#kitapyorumum
Bukowski okurken çamurlu bir yolda beyaz ayakkabılarıyla yürüyen insanoğlunu görüyorum. İnsanı baştan aşağı kirleten hayat karşısında savaşmaktan yorulmuş insanı... Her şeyi apaçık söyler yazar, tabuları yoktur, kutsalınıza dil uzatır. Cesaret ister bu kitabı yarıda bırakmadan okumak bence. Çünkü küçük bir çocuğun hayatı elbirliği ile nasıl mahvedilir bunu görürüz. Banyoda babası tarafından yok yere defalarca dövülür Henry ve sorar annesine: Neden mani olmadın!!! (İşte bu can alıcı kısımlardan biriydi benim için)

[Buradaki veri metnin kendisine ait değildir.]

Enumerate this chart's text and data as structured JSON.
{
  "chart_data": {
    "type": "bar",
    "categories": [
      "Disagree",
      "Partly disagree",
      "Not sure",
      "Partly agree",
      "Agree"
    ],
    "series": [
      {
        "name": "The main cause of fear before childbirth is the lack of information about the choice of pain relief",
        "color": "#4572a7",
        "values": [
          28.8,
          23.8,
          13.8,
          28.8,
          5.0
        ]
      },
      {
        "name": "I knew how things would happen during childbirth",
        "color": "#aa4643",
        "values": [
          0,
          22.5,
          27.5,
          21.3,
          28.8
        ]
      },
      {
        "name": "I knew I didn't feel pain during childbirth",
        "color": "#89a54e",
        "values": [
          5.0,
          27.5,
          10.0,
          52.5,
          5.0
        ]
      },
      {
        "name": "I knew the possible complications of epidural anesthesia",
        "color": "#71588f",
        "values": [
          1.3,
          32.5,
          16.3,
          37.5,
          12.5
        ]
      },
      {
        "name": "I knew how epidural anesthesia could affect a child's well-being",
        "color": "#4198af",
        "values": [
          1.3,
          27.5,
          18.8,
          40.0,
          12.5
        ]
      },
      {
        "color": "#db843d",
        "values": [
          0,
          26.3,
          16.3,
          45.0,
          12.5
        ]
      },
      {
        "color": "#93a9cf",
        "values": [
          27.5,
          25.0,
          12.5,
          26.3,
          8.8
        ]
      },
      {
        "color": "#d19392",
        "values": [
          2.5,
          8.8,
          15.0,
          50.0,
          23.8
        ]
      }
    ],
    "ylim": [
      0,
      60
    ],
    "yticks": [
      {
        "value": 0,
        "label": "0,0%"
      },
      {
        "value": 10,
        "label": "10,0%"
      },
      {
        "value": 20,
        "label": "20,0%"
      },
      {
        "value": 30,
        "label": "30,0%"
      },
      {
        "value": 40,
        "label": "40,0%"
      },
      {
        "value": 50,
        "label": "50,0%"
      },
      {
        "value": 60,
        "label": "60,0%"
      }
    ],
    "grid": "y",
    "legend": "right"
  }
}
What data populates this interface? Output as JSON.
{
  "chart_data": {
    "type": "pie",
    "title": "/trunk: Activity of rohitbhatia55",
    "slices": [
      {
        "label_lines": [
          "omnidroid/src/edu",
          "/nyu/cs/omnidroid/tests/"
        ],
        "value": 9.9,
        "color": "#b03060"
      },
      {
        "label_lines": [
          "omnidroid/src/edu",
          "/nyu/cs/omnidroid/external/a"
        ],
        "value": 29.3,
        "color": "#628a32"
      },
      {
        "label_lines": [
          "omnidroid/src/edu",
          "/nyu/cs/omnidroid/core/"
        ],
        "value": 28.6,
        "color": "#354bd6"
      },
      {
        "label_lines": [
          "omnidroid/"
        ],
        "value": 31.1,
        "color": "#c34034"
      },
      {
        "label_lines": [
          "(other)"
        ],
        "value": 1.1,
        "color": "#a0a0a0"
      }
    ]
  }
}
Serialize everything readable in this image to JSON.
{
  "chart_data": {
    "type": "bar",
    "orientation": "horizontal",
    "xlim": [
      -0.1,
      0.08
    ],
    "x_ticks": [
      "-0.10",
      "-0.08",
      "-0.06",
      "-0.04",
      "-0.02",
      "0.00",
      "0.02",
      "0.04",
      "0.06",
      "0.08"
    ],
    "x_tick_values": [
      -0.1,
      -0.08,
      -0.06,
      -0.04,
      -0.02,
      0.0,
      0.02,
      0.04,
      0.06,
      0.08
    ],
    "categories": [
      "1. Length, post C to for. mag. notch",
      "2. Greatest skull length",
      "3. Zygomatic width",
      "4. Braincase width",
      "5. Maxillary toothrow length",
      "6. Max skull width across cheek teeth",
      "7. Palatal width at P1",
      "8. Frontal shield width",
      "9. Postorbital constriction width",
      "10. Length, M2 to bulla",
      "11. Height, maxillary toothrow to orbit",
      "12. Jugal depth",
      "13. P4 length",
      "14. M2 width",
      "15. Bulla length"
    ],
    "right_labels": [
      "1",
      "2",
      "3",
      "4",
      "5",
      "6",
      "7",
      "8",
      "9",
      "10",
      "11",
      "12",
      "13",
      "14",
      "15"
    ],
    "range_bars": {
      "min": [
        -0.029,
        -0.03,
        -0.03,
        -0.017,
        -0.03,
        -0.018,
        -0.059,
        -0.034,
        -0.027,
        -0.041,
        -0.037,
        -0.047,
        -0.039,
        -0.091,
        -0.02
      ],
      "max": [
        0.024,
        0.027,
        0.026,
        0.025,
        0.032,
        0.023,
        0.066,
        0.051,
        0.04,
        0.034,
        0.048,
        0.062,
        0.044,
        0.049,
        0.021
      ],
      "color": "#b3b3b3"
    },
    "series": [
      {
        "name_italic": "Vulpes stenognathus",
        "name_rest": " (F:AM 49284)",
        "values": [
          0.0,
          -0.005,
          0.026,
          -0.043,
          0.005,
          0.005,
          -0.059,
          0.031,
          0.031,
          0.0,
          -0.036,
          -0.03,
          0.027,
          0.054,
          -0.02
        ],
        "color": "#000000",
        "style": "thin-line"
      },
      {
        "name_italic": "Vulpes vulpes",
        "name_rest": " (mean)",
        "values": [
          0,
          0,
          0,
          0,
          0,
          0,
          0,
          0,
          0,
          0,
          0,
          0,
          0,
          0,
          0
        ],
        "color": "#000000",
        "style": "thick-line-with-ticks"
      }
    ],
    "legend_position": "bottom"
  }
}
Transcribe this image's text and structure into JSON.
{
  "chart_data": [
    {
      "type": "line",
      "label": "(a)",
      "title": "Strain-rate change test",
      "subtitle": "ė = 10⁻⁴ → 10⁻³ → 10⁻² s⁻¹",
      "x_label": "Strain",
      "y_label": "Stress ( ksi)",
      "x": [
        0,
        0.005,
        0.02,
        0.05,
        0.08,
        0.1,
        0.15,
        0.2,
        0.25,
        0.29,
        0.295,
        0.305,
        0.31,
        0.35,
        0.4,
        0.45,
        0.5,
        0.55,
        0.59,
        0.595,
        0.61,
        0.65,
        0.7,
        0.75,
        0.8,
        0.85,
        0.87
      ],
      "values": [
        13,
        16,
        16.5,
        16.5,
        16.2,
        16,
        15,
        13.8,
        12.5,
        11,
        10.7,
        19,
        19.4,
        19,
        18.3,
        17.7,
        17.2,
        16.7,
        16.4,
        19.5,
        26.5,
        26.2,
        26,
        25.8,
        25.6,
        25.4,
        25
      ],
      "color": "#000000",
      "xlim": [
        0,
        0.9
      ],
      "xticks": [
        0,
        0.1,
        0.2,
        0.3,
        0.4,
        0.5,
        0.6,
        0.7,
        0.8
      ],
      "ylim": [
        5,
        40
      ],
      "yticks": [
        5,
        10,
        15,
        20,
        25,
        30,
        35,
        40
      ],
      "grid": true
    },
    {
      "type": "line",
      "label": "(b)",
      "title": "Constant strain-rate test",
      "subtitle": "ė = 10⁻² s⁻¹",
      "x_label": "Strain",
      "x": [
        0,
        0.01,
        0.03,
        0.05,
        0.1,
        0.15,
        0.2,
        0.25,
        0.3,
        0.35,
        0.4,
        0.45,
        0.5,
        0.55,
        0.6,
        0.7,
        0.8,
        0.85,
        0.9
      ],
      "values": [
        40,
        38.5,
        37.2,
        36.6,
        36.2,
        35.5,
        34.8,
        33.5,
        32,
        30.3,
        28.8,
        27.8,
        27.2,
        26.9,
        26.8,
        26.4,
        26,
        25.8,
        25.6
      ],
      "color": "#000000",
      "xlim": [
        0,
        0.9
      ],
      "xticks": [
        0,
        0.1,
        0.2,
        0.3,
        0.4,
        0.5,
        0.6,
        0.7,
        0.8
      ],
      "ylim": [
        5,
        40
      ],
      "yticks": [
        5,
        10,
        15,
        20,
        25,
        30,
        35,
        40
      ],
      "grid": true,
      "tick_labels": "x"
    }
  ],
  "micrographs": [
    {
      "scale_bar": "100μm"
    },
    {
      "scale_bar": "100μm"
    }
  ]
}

Her şeye isyan edip duruyorsun, hayatla nasıl baş edeceksin diye sorar bi yerde yazar. Cevabı veremez Henry, etrafına bakınırdurur. Ne annesi ne babası ne sığındığı içki ne okuduğu üniversite hiçbiri anlam katmaz onun yaşamına. Amaçsız yaşayan insanı sembolize eden Henry, savaş gerçeğiyle biraz uyanır gibi olur ve orda kitap biter. Sonunu siz düşünün der gibi yapar Bukowski ve çeker gider.
Yazarın bol küfürlü üslubu, değindiği konular artı on sekiz yaş sınırı getiriyor okuyucuya. Fakat natüralizmi doruklarda hissettirmesi bakımından okunmalı, tavsiye ederim.